A white handkerchief, kissing a sailor goodbye, dreams of waiting in your underwear for clothes to be clean. Longing for summer to come through even more, feeling the wind on your bare legs, blowing up your dress.

"It's fine, I'm wearing my pretty underwear anyway."

This strange state of mind as you have just woken up, but are still half asleep. Inbetween dreams and reality.
This is how I feel these days in Hamburg.

"You remember the old Roadrunner cartoons where the coyote would ran off a cliff and keep going untill he looked down and happened to notice that he was running on nothing more than air?"

"Yeah."

"Well," he says, "I always used to wonder what would have happened if he'd never looked down. Would the air have stayed solid under his feet until he reached the other side? I think it would have, and I think we're all like that. We start heading out across this canyon, looking straight ahead at the thing that matters, but something, some fear, or security, makes us look down.
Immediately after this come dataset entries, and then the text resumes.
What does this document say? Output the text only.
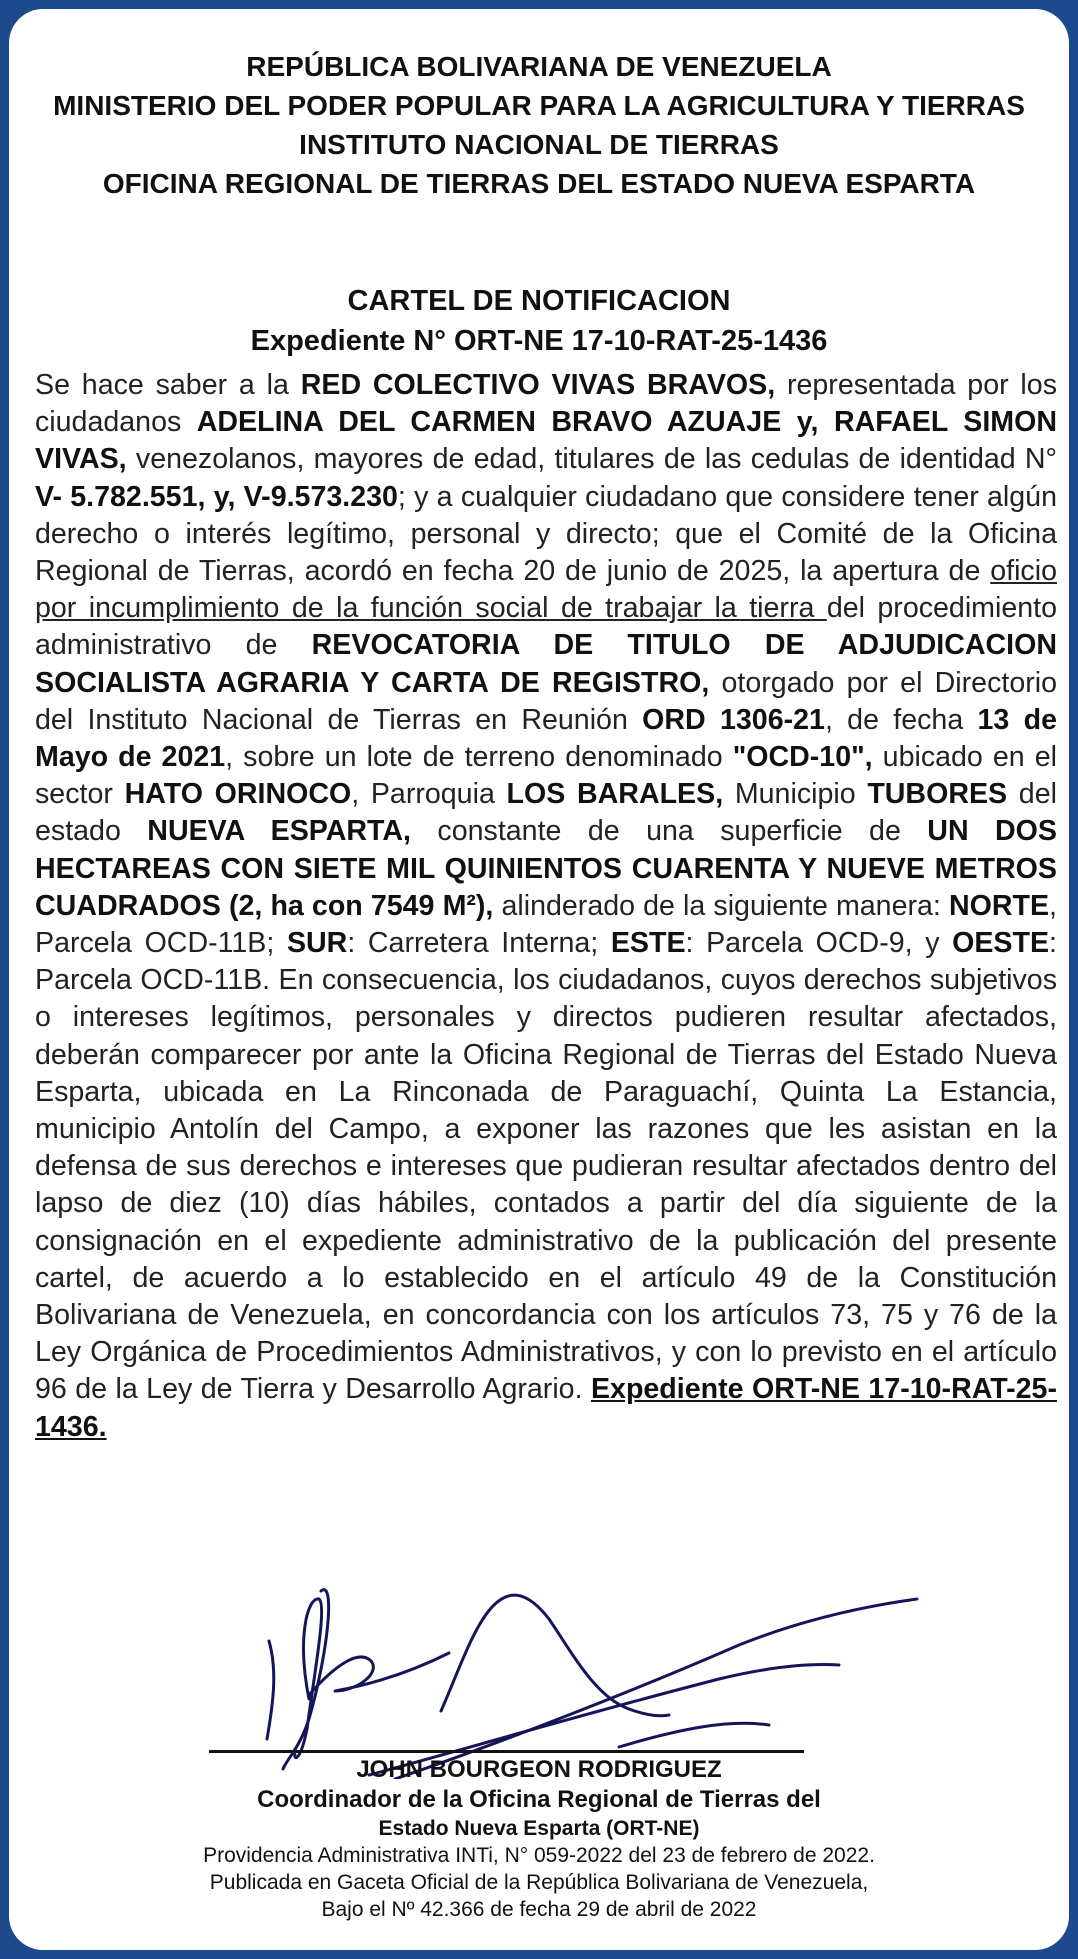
REPÚBLICA BOLIVARIANA DE VENEZUELA
MINISTERIO DEL PODER POPULAR PARA LA AGRICULTURA Y TIERRAS
INSTITUTO NACIONAL DE TIERRAS
OFICINA REGIONAL DE TIERRAS DEL ESTADO NUEVA ESPARTA
CARTEL DE NOTIFICACION
Expediente N° ORT-NE 17-10-RAT-25-1436
Se hace saber a la RED COLECTIVO VIVAS BRAVOS, representada por los ciudadanos ADELINA DEL CARMEN BRAVO AZUAJE y, RAFAEL SIMON VIVAS, venezolanos, mayores de edad, titulares de las cedulas de identidad N° V- 5.782.551, y, V-9.573.230; y a cualquier ciudadano que considere tener algún derecho o interés legítimo, personal y directo; que el Comité de la Oficina Regional de Tierras, acordó en fecha 20 de junio de 2025, la apertura de oficio por incumplimiento de la función social de trabajar la tierra del procedimiento administrativo de REVOCATORIA DE TITULO DE ADJUDICACION SOCIALISTA AGRARIA Y CARTA DE REGISTRO, otorgado por el Directorio del Instituto Nacional de Tierras en Reunión ORD 1306-21, de fecha 13 de Mayo de 2021, sobre un lote de terreno denominado "OCD-10", ubicado en el sector HATO ORINOCO, Parroquia LOS BARALES, Municipio TUBORES del estado NUEVA ESPARTA, constante de una superficie de UN DOS HECTAREAS CON SIETE MIL QUINIENTOS CUARENTA Y NUEVE METROS CUADRADOS (2, ha con 7549 M²), alinderado de la siguiente manera: NORTE, Parcela OCD-11B; SUR: Carretera Interna; ESTE: Parcela OCD-9, y OESTE: Parcela OCD-11B. En consecuencia, los ciudadanos, cuyos derechos subjetivos o intereses legítimos, personales y directos pudieren resultar afectados, deberán comparecer por ante la Oficina Regional de Tierras del Estado Nueva Esparta, ubicada en La Rinconada de Paraguachí, Quinta La Estancia, municipio Antolín del Campo, a exponer las razones que les asistan en la defensa de sus derechos e intereses que pudieran resultar afectados dentro del lapso de diez (10) días hábiles, contados a partir del día siguiente de la consignación en el expediente administrativo de la publicación del presente cartel, de acuerdo a lo establecido en el artículo 49 de la Constitución Bolivariana de Venezuela, en concordancia con los artículos 73, 75 y 76 de la Ley Orgánica de Procedimientos Administrativos, y con lo previsto en el artículo 96 de la Ley de Tierra y Desarrollo Agrario. Expediente ORT-NE 17-10-RAT-25-1436.
JOHN BOURGEON RODRIGUEZ
Coordinador de la Oficina Regional de Tierras del
Estado Nueva Esparta (ORT-NE)
Providencia Administrativa INTi, N° 059-2022 del 23 de febrero de 2022.
Publicada en Gaceta Oficial de la República Bolivariana de Venezuela,
Bajo el Nº 42.366 de fecha 29 de abril de 2022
And we see we're walking on air and we panic, and turn around and scramble like hell to go back to solid ground. And if we just wouldn't look down, we could make it to the other side. The place where things matter." 

(page 146 from The book of Joe by Jonathan Tropper.)

A book I read in a the first month here in Hamburg in a cafe where I could crawl in a big chair with a coffee and wait for the dark to come so I could go home again.

Trying not to think; trying very hard not to look down, but keep running and keep looking forward. I keep running running. Looking down. Falling. Climbing up again and running running. Looking down. Falling. Climbing up again. etc etc etc. It's natural.

Sometimes I just wish I could just run for a bit more than three weeks and fall a bit less high.

I guess part of growing up is learning how to run without looking down all the time. But maybe also knowing how to grab hold of the sides of the rock as you are falling down, so you dont hit the ground completely.

"Does it bounce?"

Yesterday we saw a movie. There was a building burning down and people jumped out of windows, one by one you saw them crashing into the ground. They dont bounce.

I dont want to end this on a sad note. This morning my downstairs dönershop-friend nicknamed me "the sweet neighbour."

"A Club Mate for the sweet neighbour!"

A big smile.

These are all merely observations. I am unsure if I should post them. But when you are reading this, I obviously did post it. There is a lot of thinking these days and it helps to write things down and put them out. Distance yourself from it. so you can look at it again at another time and see things in a new light maybe.